ESTABLISHING STATE-OF-THE-ART CAPABILITIES WITHIN NASA
NASA has planned some of the most complex software projects ever attempted. The software to support the computers on board the Space Station, for example, is expected to consist of over a million source lines of code. The supporting ground software will likely consist of several times that. Like the Shuttle software, it will be a real-time system controlling numerous life-critical subsystems. Perhaps more importantly, the current plans are to develop the software in a very decentralized manner, with each of the NASA centers that participate in the Space Station program developing different pieces that will later be integrated into a coherent system. Each center has a prime contractor and numerous subcontractors, all of whom will be responsible for designing and building software. The NASA program management at the center will be responsible for managing and overseeing the development. There is no single prime contractor that is responsible for integrating all the software, nor is an IV&V effort planned. This project makes the scope of the Shuttle software seem almost trivial in comparison, and it will stretch the limits of software engineering capabilities. To bring the Space Station software effort, and others such as the EOS Data and Information System (EOSDIS), to a successful completion, NASA will need to design and implement aggressive software development and software-system-safety programs. The software safety programs must take advantage of state-of-the-art technology and leading edge methodologies to build safety into the software and the system while enhancing software development capabilities. This will require upgrading the education and knowledge of the NASA workforce to make it a leader in software engineering and software quality.

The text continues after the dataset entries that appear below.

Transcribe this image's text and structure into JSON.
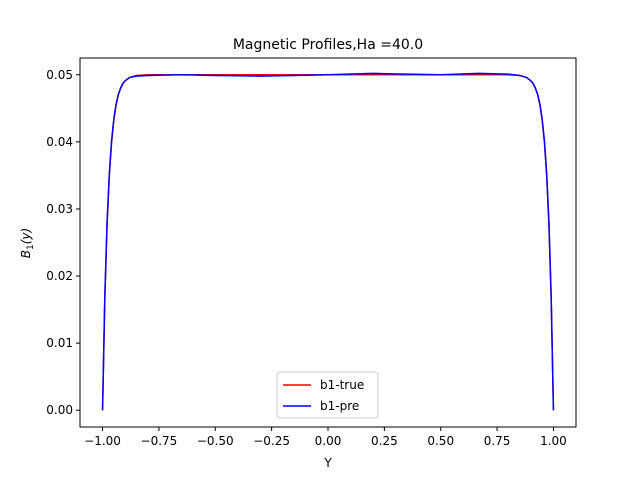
{
  "chart_data": {
    "type": "line",
    "title": "Magnetic Profiles,Ha =40.0",
    "xlabel": "Y",
    "ylabel_main": "B",
    "ylabel_sub": "1",
    "ylabel_suffix": "(y)",
    "xlim": [
      -1.1,
      1.1
    ],
    "ylim": [
      -0.0025,
      0.0525
    ],
    "xticks": [
      -1.0,
      -0.75,
      -0.5,
      -0.25,
      0.0,
      0.25,
      0.5,
      0.75,
      1.0
    ],
    "xtick_labels": [
      "−1.00",
      "−0.75",
      "−0.50",
      "−0.25",
      "0.00",
      "0.25",
      "0.50",
      "0.75",
      "1.00"
    ],
    "yticks": [
      0.0,
      0.01,
      0.02,
      0.03,
      0.04,
      0.05
    ],
    "ytick_labels": [
      "0.00",
      "0.01",
      "0.02",
      "0.03",
      "0.04",
      "0.05"
    ],
    "grid": false,
    "legend_position": "bottom-center",
    "series": [
      {
        "name": "b1-true",
        "color": "#ff0000",
        "x": [
          -1.0,
          -0.99,
          -0.98,
          -0.97,
          -0.96,
          -0.95,
          -0.94,
          -0.93,
          -0.92,
          -0.91,
          -0.9,
          -0.88,
          -0.85,
          -0.8,
          -0.7,
          -0.5,
          -0.25,
          0.0,
          0.25,
          0.5,
          0.7,
          0.8,
          0.85,
          0.88,
          0.9,
          0.91,
          0.92,
          0.93,
          0.94,
          0.95,
          0.96,
          0.97,
          0.98,
          0.99,
          1.0
        ],
        "y": [
          0.0,
          0.0165,
          0.0276,
          0.0349,
          0.0399,
          0.0432,
          0.0455,
          0.047,
          0.048,
          0.0487,
          0.0491,
          0.0496,
          0.0499,
          0.05,
          0.05,
          0.05,
          0.05,
          0.05,
          0.05,
          0.05,
          0.05,
          0.05,
          0.0499,
          0.0496,
          0.0491,
          0.0487,
          0.048,
          0.047,
          0.0455,
          0.0432,
          0.0399,
          0.0349,
          0.0276,
          0.0165,
          0.0
        ]
      },
      {
        "name": "b1-pre",
        "color": "#0000ff",
        "x": [
          -1.0,
          -0.99,
          -0.98,
          -0.97,
          -0.96,
          -0.95,
          -0.94,
          -0.93,
          -0.92,
          -0.91,
          -0.9,
          -0.88,
          -0.85,
          -0.8,
          -0.65,
          -0.5,
          -0.3,
          -0.15,
          0.0,
          0.2,
          0.35,
          0.5,
          0.67,
          0.8,
          0.85,
          0.88,
          0.9,
          0.91,
          0.92,
          0.93,
          0.94,
          0.95,
          0.96,
          0.97,
          0.98,
          0.99,
          1.0
        ],
        "y": [
          0.0,
          0.0168,
          0.028,
          0.0352,
          0.0401,
          0.0434,
          0.0456,
          0.0471,
          0.048,
          0.0487,
          0.0491,
          0.0496,
          0.0498,
          0.0499,
          0.05,
          0.0499,
          0.0498,
          0.0499,
          0.05,
          0.0502,
          0.0501,
          0.05,
          0.0502,
          0.0501,
          0.0499,
          0.0496,
          0.0491,
          0.0487,
          0.048,
          0.0471,
          0.0456,
          0.0434,
          0.0401,
          0.0352,
          0.028,
          0.0168,
          0.0
        ]
      }
    ]
  }
}
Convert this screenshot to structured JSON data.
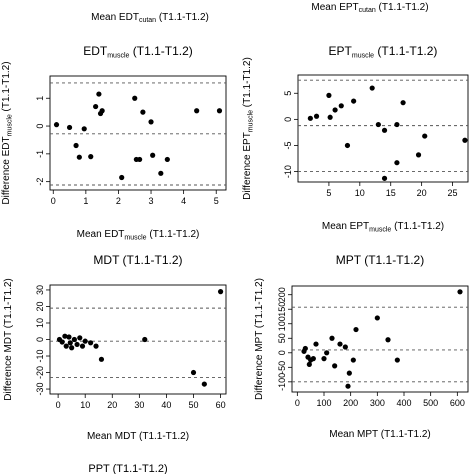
{
  "top_captions": [
    {
      "main": "Mean EDT",
      "sub": "cutan",
      "rest": " (T1.1-T1.2)"
    },
    {
      "main": "Mean EPT",
      "sub": "cutan",
      "rest": " (T1.1-T1.2)"
    }
  ],
  "bottom_caption": "PPT (T1.1-T1.2)",
  "chart_data": [
    {
      "type": "scatter",
      "title": {
        "main": "EDT",
        "sub": "muscle",
        "rest": " (T1.1-T1.2)"
      },
      "xlabel": {
        "main": "Mean EDT",
        "sub": "muscle",
        "rest": " (T1.1-T1.2)"
      },
      "ylabel": {
        "main": "Difference EDT",
        "sub": "muscle",
        "rest": " (T1.1-T1.2)"
      },
      "xlim": [
        -0.1,
        5.3
      ],
      "ylim": [
        -2.3,
        1.8
      ],
      "xticks": [
        0,
        1,
        2,
        3,
        4,
        5
      ],
      "yticks": [
        -2,
        -1,
        0,
        1
      ],
      "reference_lines": [
        1.55,
        -0.28,
        -2.12
      ],
      "points": [
        [
          0.1,
          0.05
        ],
        [
          0.5,
          -0.05
        ],
        [
          0.7,
          -0.7
        ],
        [
          0.8,
          -1.12
        ],
        [
          0.95,
          -0.1
        ],
        [
          1.15,
          -1.1
        ],
        [
          1.3,
          0.7
        ],
        [
          1.4,
          1.15
        ],
        [
          1.45,
          0.45
        ],
        [
          1.5,
          0.55
        ],
        [
          2.1,
          -1.85
        ],
        [
          2.5,
          1.0
        ],
        [
          2.55,
          -1.2
        ],
        [
          2.65,
          -1.2
        ],
        [
          2.75,
          0.5
        ],
        [
          3.0,
          0.15
        ],
        [
          3.05,
          -1.05
        ],
        [
          3.3,
          -1.7
        ],
        [
          3.5,
          -1.2
        ],
        [
          4.4,
          0.55
        ],
        [
          5.1,
          0.55
        ]
      ]
    },
    {
      "type": "scatter",
      "title": {
        "main": "EPT",
        "sub": "muscle",
        "rest": " (T1.1-T1.2)"
      },
      "xlabel": {
        "main": "Mean EPT",
        "sub": "muscle",
        "rest": " (T1.1-T1.2)"
      },
      "ylabel": {
        "main": "Difference EPT",
        "sub": "muscle",
        "rest": " (T1.1-T1.2)"
      },
      "xlim": [
        0,
        27.5
      ],
      "ylim": [
        -12,
        8.5
      ],
      "xticks": [
        5,
        10,
        15,
        20,
        25
      ],
      "yticks": [
        -10,
        -5,
        0,
        5
      ],
      "reference_lines": [
        7.5,
        -1.2,
        -10.0
      ],
      "points": [
        [
          2,
          0.2
        ],
        [
          3,
          0.6
        ],
        [
          5,
          4.6
        ],
        [
          5.2,
          0.4
        ],
        [
          6,
          1.8
        ],
        [
          7,
          2.6
        ],
        [
          8,
          -5
        ],
        [
          9,
          3.5
        ],
        [
          12,
          6
        ],
        [
          13,
          -1
        ],
        [
          14,
          -2.1
        ],
        [
          14,
          -11.3
        ],
        [
          16,
          -1
        ],
        [
          16,
          -8.3
        ],
        [
          17,
          3.2
        ],
        [
          19.5,
          -6.8
        ],
        [
          20.5,
          -3.2
        ],
        [
          27,
          -4
        ]
      ]
    },
    {
      "type": "scatter",
      "title": {
        "main": "MDT",
        "sub": "",
        "rest": " (T1.1-T1.2)"
      },
      "xlabel": {
        "main": "Mean MDT",
        "sub": "",
        "rest": " (T1.1-T1.2)"
      },
      "ylabel": {
        "main": "Difference MDT",
        "sub": "",
        "rest": " (T1.1-T1.2)"
      },
      "xlim": [
        -3,
        62
      ],
      "ylim": [
        -33,
        33
      ],
      "xticks": [
        0,
        10,
        20,
        30,
        40,
        50,
        60
      ],
      "yticks": [
        -30,
        -20,
        -10,
        0,
        10,
        20,
        30
      ],
      "reference_lines": [
        19,
        -1,
        -23
      ],
      "points": [
        [
          0.5,
          0
        ],
        [
          1.5,
          -1.5
        ],
        [
          2.5,
          2
        ],
        [
          3,
          -4
        ],
        [
          4,
          1.5
        ],
        [
          4.5,
          -2
        ],
        [
          5,
          -5
        ],
        [
          6,
          0
        ],
        [
          7,
          -3
        ],
        [
          8,
          1
        ],
        [
          9,
          -4
        ],
        [
          10,
          -1
        ],
        [
          12,
          -2
        ],
        [
          14,
          -4
        ],
        [
          16,
          -12
        ],
        [
          32,
          0
        ],
        [
          50,
          -20
        ],
        [
          54,
          -27
        ],
        [
          60,
          29
        ]
      ]
    },
    {
      "type": "scatter",
      "title": {
        "main": "MPT",
        "sub": "",
        "rest": " (T1.1-T1.2)"
      },
      "xlabel": {
        "main": "Mean MPT",
        "sub": "",
        "rest": " (T1.1-T1.2)"
      },
      "ylabel": {
        "main": "Difference MPT",
        "sub": "",
        "rest": " (T1.1-T1.2)"
      },
      "xlim": [
        -20,
        640
      ],
      "ylim": [
        -135,
        230
      ],
      "xticks": [
        0,
        100,
        200,
        300,
        400,
        500,
        600
      ],
      "yticks": [
        -100,
        -50,
        0,
        50,
        100,
        150,
        200
      ],
      "reference_lines": [
        157,
        10,
        -100
      ],
      "points": [
        [
          25,
          5
        ],
        [
          30,
          15
        ],
        [
          40,
          -15
        ],
        [
          45,
          -40
        ],
        [
          50,
          -25
        ],
        [
          60,
          -20
        ],
        [
          70,
          30
        ],
        [
          100,
          -20
        ],
        [
          110,
          0
        ],
        [
          130,
          50
        ],
        [
          140,
          -45
        ],
        [
          160,
          30
        ],
        [
          180,
          20
        ],
        [
          190,
          -115
        ],
        [
          195,
          -70
        ],
        [
          210,
          -25
        ],
        [
          220,
          80
        ],
        [
          300,
          120
        ],
        [
          340,
          45
        ],
        [
          375,
          -25
        ],
        [
          610,
          210
        ]
      ]
    }
  ]
}
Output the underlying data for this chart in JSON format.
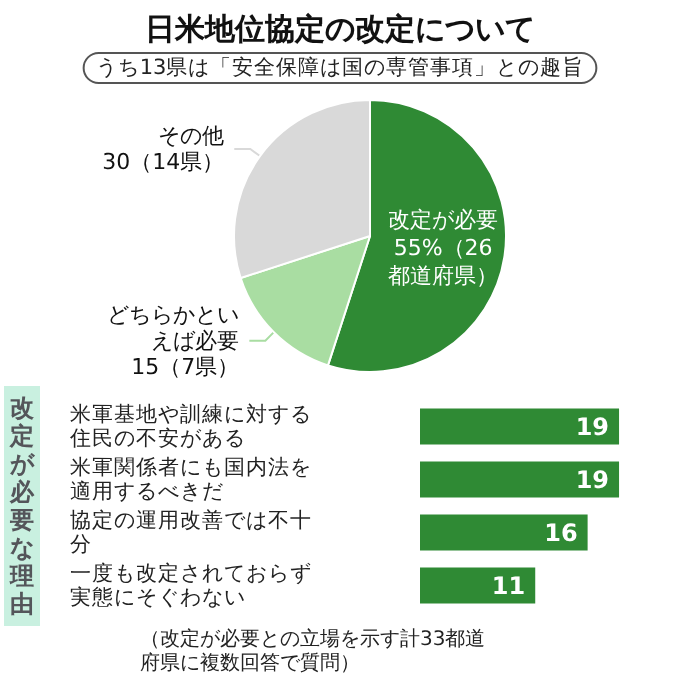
{
  "chart_data": [
    {
      "type": "pie",
      "title": "日米地位協定の改定について",
      "annotations": [
        "うち13県は「安全保障は国の専管事項」との趣旨"
      ],
      "categories": [
        "改定が必要",
        "どちらかといえば必要",
        "その他"
      ],
      "values": [
        55,
        15,
        30
      ],
      "value_labels": [
        "55%（26都道府県）",
        "15（7県）",
        "30（14県）"
      ],
      "colors": [
        "#2f8a34",
        "#a9dda2",
        "#d9d9d9"
      ],
      "legend": false
    },
    {
      "type": "bar",
      "orientation": "horizontal",
      "ylabel": "改定が必要な理由",
      "categories": [
        "米軍基地や訓練に対する住民の不安がある",
        "米軍関係者にも国内法を適用するべきだ",
        "協定の運用改善では不十分",
        "一度も改定されておらず実態にそぐわない"
      ],
      "values": [
        19,
        19,
        16,
        11
      ],
      "color": "#2f8a34",
      "data_labels": true,
      "annotations": [
        "（改定が必要との立場を示す計33都道府県に複数回答で質問）"
      ],
      "legend": false
    }
  ]
}
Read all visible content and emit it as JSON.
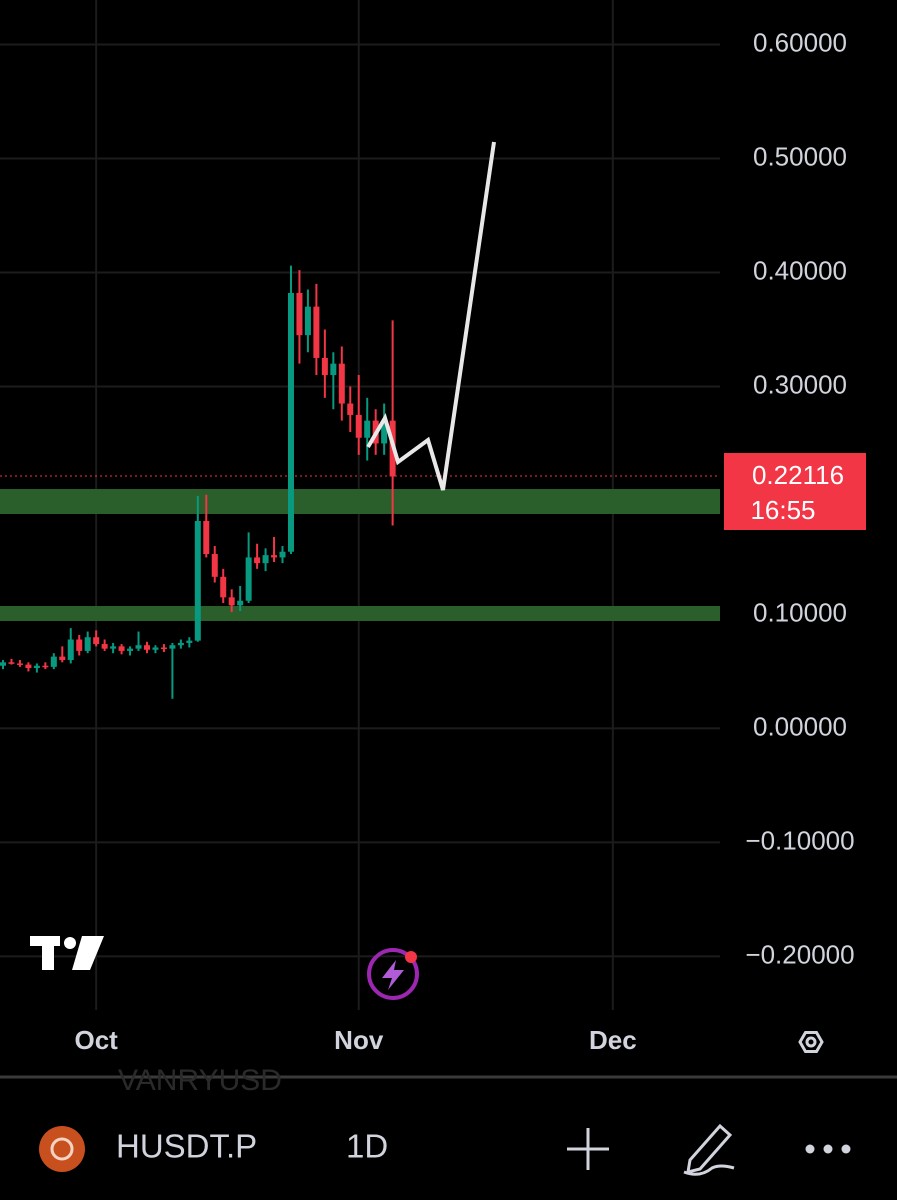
{
  "chart_data": {
    "type": "candlestick",
    "categories": [
      null,
      null,
      null,
      null,
      null,
      null,
      null,
      null,
      null,
      null,
      null,
      "Oct",
      null,
      null,
      null,
      null,
      null,
      null,
      null,
      null,
      null,
      null,
      null,
      null,
      null,
      null,
      null,
      null,
      null,
      null,
      null,
      null,
      null,
      null,
      null,
      null,
      null,
      null,
      null,
      null,
      null,
      null,
      "Nov",
      null,
      null,
      null,
      null,
      null,
      null,
      null,
      null,
      null,
      null,
      null,
      null,
      null,
      null,
      null,
      null,
      null,
      null,
      null,
      null,
      null,
      null,
      null,
      null,
      null,
      null,
      null,
      null,
      null,
      "Dec"
    ],
    "open": [
      0.055,
      0.058,
      0.057,
      0.056,
      0.053,
      0.055,
      0.054,
      0.063,
      0.06,
      0.078,
      0.068,
      0.08,
      0.074,
      0.07,
      0.072,
      0.068,
      0.07,
      0.073,
      0.069,
      0.071,
      0.07,
      0.073,
      0.075,
      0.077,
      0.182,
      0.153,
      0.133,
      0.115,
      0.108,
      0.112,
      0.15,
      0.145,
      0.152,
      0.15,
      0.155,
      0.382,
      0.345,
      0.37,
      0.325,
      0.31,
      0.32,
      0.285,
      0.275,
      0.255,
      0.27,
      0.25,
      0.27,
      null,
      null,
      null,
      null,
      null,
      null,
      null,
      null,
      null,
      null,
      null,
      null,
      null,
      null,
      null,
      null,
      null,
      null,
      null,
      null,
      null,
      null,
      null,
      null,
      null,
      null
    ],
    "high": [
      0.06,
      0.061,
      0.06,
      0.058,
      0.057,
      0.058,
      0.066,
      0.072,
      0.088,
      0.082,
      0.085,
      0.086,
      0.078,
      0.075,
      0.074,
      0.072,
      0.085,
      0.076,
      0.073,
      0.074,
      0.075,
      0.078,
      0.08,
      0.204,
      0.205,
      0.16,
      0.14,
      0.122,
      0.125,
      0.172,
      0.162,
      0.158,
      0.168,
      0.16,
      0.406,
      0.402,
      0.385,
      0.39,
      0.35,
      0.33,
      0.335,
      0.3,
      0.31,
      0.29,
      0.28,
      0.285,
      0.358,
      null,
      null,
      null,
      null,
      null,
      null,
      null,
      null,
      null,
      null,
      null,
      null,
      null,
      null,
      null,
      null,
      null,
      null,
      null,
      null,
      null,
      null,
      null,
      null,
      null,
      null
    ],
    "low": [
      0.052,
      0.056,
      0.054,
      0.05,
      0.049,
      0.052,
      0.052,
      0.058,
      0.057,
      0.064,
      0.066,
      0.072,
      0.068,
      0.066,
      0.065,
      0.064,
      0.068,
      0.066,
      0.066,
      0.067,
      0.026,
      0.07,
      0.071,
      0.076,
      0.15,
      0.128,
      0.11,
      0.102,
      0.103,
      0.11,
      0.14,
      0.138,
      0.146,
      0.145,
      0.153,
      0.32,
      0.33,
      0.31,
      0.29,
      0.28,
      0.27,
      0.26,
      0.24,
      0.235,
      0.24,
      0.24,
      0.178,
      null,
      null,
      null,
      null,
      null,
      null,
      null,
      null,
      null,
      null,
      null,
      null,
      null,
      null,
      null,
      null,
      null,
      null,
      null,
      null,
      null,
      null,
      null,
      null,
      null,
      null
    ],
    "close": [
      0.058,
      0.057,
      0.056,
      0.053,
      0.055,
      0.054,
      0.063,
      0.06,
      0.078,
      0.068,
      0.08,
      0.074,
      0.07,
      0.072,
      0.068,
      0.07,
      0.073,
      0.069,
      0.071,
      0.07,
      0.073,
      0.075,
      0.077,
      0.182,
      0.153,
      0.133,
      0.115,
      0.108,
      0.112,
      0.15,
      0.145,
      0.152,
      0.15,
      0.155,
      0.382,
      0.345,
      0.37,
      0.325,
      0.31,
      0.32,
      0.285,
      0.275,
      0.255,
      0.27,
      0.25,
      0.27,
      0.221,
      null,
      null,
      null,
      null,
      null,
      null,
      null,
      null,
      null,
      null,
      null,
      null,
      null,
      null,
      null,
      null,
      null,
      null,
      null,
      null,
      null,
      null,
      null,
      null,
      null,
      null
    ],
    "up_color": "#089981",
    "down_color": "#f23645",
    "ylim": [
      -0.247,
      0.639
    ],
    "yticks": [
      {
        "value": 0.6,
        "label": "0.60000"
      },
      {
        "value": 0.5,
        "label": "0.50000"
      },
      {
        "value": 0.4,
        "label": "0.40000"
      },
      {
        "value": 0.3,
        "label": "0.30000"
      },
      {
        "value": 0.1,
        "label": "0.10000"
      },
      {
        "value": 0,
        "label": "0.00000"
      },
      {
        "value": -0.1,
        "label": "−0.10000"
      },
      {
        "value": -0.2,
        "label": "−0.20000"
      }
    ],
    "grid": true
  },
  "price_label": "0.22116",
  "countdown": "16:55",
  "ghost_symbol": "VANRYUSD",
  "toolbar": {
    "symbol": "HUSDT.P",
    "interval": "1D"
  }
}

The Committee is concerned that the current software engineering and software-systemsafety capabilities within NASA may not be adequate to properly acquire and manage the development of such large, complex, and safety-critical systems. The Committee believes that the importance of software to the success of future NASA programs will only increase; NASA should undertake an effort to keep pace by increasing its in-house expertise both at the working level and among those expected to manage future programs and choose the contractors that will do the work.
Ultimately, the responsibility for the safety and functionality of the software that is put in place on future systems, including future Shuttle flight software upgrades, belongs to NASA. Contractors can be expected to do their best to provide a quality product because not doing so affects the future profit and reputation of their company. If, however, the contractors fail to
provide a quality product, or if the numerous parts of the total system fail to operate as expected, NASA will be the one left to explain to Congress and the nation why the system failed. NASA owes it to itself and to the nation to maintain as much in-house capability as possible to reduce its dependence on contractors and to provide proper assurance that contracted work is done on time and with as much attention to safety as these future systems require and deserve.
Recommendation #22: NASA should upgrade its workforce and management practices to make it a leader in software engineering and software quality. NASA should maintain as much in-house capability as possible to reduce its dependence on contractors and to provide proper assurance that contracted work is done on time and with as much attention to safety and other qualities as future systems require and deserve.